Don’t count out human writers in the age of AI
In 2025 human writers will prove their worth. In recent years, the race for more and more content has been driven by technological and market imperatives such as search engine optimization, which serves neither the creator nor the consumer. Human needs and wants have been ignored in favor of the attention economy and the pursuit of clicks.
Hailed as a boon to freedom of expression, the early promise of the Internet failed us. Literature and journalism have been replaced by priceless “content” aimed primarily at filling web pages rather than informing or entertaining. Meanwhile, writers’ incomes have declined. The Licensing and Copywriting Society reports a 60.2 percent decline in inflation-adjusted author earnings from 2006 to 2022. The emergence of widely available generative AI feels to many like the final nail in the coffin for writers.
But 2025 will be a turning point not for AI replacing us, but for a renewed appreciation of the emotional, spiritual, political, cultural, and ultimately financial value of high-quality human writing. Ironically, the advent of AI-generated search, driving traffic to the original websites, will kill the need for mindless “content” to game the system and make people demand better.
Generative AI has sparked numerous lawsuits and industry and regulatory actions. Data protection regulators in the EU and UK, prompted by complaints from civil society organization NOYB, were able to put a pause on Meta’s plans to train its AI on user posts, photos and interactions. Traditional publishers like The New York Times have stepped up to protect their own interests, and with them, the interests of their contributors. But some, notably the Financial Times and The Atlantic, have entered into agreements with generative AI companies, presumably in the belief that it is impossible to stem the tide. In 2025 they will be proven wrong.

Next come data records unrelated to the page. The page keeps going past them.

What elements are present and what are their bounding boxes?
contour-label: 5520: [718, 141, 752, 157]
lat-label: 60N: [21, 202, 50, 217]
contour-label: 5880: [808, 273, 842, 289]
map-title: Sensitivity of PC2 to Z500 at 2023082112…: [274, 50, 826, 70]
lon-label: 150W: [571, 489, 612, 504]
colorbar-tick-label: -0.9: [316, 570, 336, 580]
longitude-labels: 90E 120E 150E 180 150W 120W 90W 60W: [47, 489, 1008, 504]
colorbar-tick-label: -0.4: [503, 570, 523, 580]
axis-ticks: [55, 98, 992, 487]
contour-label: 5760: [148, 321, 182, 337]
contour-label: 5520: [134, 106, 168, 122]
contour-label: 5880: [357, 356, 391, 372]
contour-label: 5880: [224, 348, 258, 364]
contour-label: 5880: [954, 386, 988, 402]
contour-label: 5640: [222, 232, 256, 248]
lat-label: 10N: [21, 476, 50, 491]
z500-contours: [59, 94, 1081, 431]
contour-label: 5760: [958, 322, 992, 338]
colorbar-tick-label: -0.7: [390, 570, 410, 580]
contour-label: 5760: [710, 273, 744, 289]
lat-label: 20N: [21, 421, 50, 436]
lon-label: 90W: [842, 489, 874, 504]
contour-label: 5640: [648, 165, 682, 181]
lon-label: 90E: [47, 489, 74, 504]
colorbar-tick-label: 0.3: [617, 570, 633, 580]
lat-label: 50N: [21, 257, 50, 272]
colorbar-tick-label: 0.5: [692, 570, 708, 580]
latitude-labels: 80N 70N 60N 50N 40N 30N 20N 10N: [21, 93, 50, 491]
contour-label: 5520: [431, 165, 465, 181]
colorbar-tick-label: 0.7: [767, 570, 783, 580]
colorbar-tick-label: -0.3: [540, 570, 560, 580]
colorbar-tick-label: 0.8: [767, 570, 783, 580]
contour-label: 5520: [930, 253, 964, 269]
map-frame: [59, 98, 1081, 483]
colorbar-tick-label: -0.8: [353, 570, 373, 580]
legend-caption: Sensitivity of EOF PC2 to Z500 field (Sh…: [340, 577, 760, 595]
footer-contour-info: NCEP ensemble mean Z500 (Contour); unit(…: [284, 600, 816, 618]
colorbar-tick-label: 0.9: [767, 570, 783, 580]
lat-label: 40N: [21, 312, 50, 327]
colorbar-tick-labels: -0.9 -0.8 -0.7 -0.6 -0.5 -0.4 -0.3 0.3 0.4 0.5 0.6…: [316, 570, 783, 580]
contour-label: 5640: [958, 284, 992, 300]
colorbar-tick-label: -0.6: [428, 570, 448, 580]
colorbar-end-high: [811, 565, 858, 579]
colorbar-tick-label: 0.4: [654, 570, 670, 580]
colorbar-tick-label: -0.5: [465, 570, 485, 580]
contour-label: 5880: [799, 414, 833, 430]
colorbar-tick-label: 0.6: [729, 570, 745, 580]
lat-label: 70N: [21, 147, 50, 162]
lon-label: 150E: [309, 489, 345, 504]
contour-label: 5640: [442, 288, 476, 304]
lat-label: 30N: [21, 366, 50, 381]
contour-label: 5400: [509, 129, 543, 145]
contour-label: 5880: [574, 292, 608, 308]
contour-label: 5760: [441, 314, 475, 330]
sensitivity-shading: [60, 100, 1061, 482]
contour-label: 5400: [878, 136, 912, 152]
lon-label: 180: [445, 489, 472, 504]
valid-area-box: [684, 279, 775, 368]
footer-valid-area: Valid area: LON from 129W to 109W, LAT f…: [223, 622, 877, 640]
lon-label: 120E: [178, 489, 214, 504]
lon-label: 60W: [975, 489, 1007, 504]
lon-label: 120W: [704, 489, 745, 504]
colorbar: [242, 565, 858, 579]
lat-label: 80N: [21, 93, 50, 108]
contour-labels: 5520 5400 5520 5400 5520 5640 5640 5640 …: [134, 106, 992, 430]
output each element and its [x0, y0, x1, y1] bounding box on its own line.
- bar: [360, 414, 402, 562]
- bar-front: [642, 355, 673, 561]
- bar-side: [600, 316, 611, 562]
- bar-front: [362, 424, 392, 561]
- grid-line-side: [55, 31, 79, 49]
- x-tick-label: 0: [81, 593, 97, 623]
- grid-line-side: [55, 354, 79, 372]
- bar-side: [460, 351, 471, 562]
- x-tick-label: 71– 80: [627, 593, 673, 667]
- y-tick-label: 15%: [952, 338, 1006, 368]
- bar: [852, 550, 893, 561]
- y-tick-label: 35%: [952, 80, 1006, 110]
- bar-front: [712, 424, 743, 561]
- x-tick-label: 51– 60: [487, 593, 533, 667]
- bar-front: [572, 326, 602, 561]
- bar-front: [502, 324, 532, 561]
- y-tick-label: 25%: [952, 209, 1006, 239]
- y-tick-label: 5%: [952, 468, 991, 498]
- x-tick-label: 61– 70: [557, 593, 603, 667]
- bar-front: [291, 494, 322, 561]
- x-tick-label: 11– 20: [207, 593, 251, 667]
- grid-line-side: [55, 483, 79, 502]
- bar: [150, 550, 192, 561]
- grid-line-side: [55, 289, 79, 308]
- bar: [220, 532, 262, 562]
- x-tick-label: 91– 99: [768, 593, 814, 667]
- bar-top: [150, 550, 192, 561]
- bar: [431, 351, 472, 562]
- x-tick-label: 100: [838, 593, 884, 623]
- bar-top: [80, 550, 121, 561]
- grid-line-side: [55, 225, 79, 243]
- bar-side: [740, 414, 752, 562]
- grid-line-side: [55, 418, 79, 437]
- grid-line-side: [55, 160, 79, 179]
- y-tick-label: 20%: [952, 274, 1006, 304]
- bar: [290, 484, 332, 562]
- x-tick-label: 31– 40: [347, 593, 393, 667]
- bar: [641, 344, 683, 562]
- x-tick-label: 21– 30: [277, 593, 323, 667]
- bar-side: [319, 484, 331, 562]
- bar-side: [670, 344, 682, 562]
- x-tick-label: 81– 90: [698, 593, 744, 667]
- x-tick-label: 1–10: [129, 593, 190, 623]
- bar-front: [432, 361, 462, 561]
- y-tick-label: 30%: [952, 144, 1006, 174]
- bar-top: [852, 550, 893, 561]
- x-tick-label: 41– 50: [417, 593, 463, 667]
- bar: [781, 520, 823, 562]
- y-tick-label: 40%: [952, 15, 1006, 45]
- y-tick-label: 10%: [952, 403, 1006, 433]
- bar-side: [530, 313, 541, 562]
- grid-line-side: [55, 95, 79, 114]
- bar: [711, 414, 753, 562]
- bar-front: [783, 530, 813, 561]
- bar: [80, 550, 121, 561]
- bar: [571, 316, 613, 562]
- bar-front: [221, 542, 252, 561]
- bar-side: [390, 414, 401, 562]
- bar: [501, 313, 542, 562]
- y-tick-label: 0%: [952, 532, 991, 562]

While copyright lawsuits play out in the courts, 2025 will also see rulings on liability for the inevitable mistakes caused by generative AI. Defamation lawsuits against AI companies and publishers using AI content will come to a head as defamatory falsehoods are spread online and amplified by mindless AI bots and search engines. In 2024, academic publisher Wiley, closed 19 magazines faced with a deluge of bogus scientific papers. To err is human, but counterfeiting on an industrial scale is largely a technological problem. AI has no professional ethics, no soul, and nothing to lose – but the people who use it, or ask others to use it for them, do.
In 2023 AI companies have begun hiring poets from around the world to try to imbue their dead-eyed products with something close to creativity. And in 2024 copywriters have found their careers seemingly doomed by AI being revived as humanizers of synthetic marketing content that doesn’t pass algorithmic, let alone human, quality testing. The value of human creators is beginning to dawn on the corporations that tried to crush them, now that even the machines aren’t fooled by AI. But writing editing robots is boring – writers will eventually just say no? And will readers join them?
The London premiere of The Last Writer, a film written by ChatGPT 4.0, was canceled in June 2024 after the cinema received more than 200 complaints about the premise itself.
Publishers who bet on people will attract the best writers and ultimately the most lucrative audiences. Since many news outlets offer little or no compensation to freelance writers, these people won’t sell their souls so cheaply to train an AI to replace them. Publishers who sell their writers will see their talent go elsewhere, and their readership with them.
In a world flooded with derivative automated nonsense, human writers will give readers a breath of fresh air, like a green park in a polluted city. Instead of being destroyed by AI, in 2025 we will see recognition of the intrinsic value of quality human writing, and perhaps human writers will be able to start charging their worth.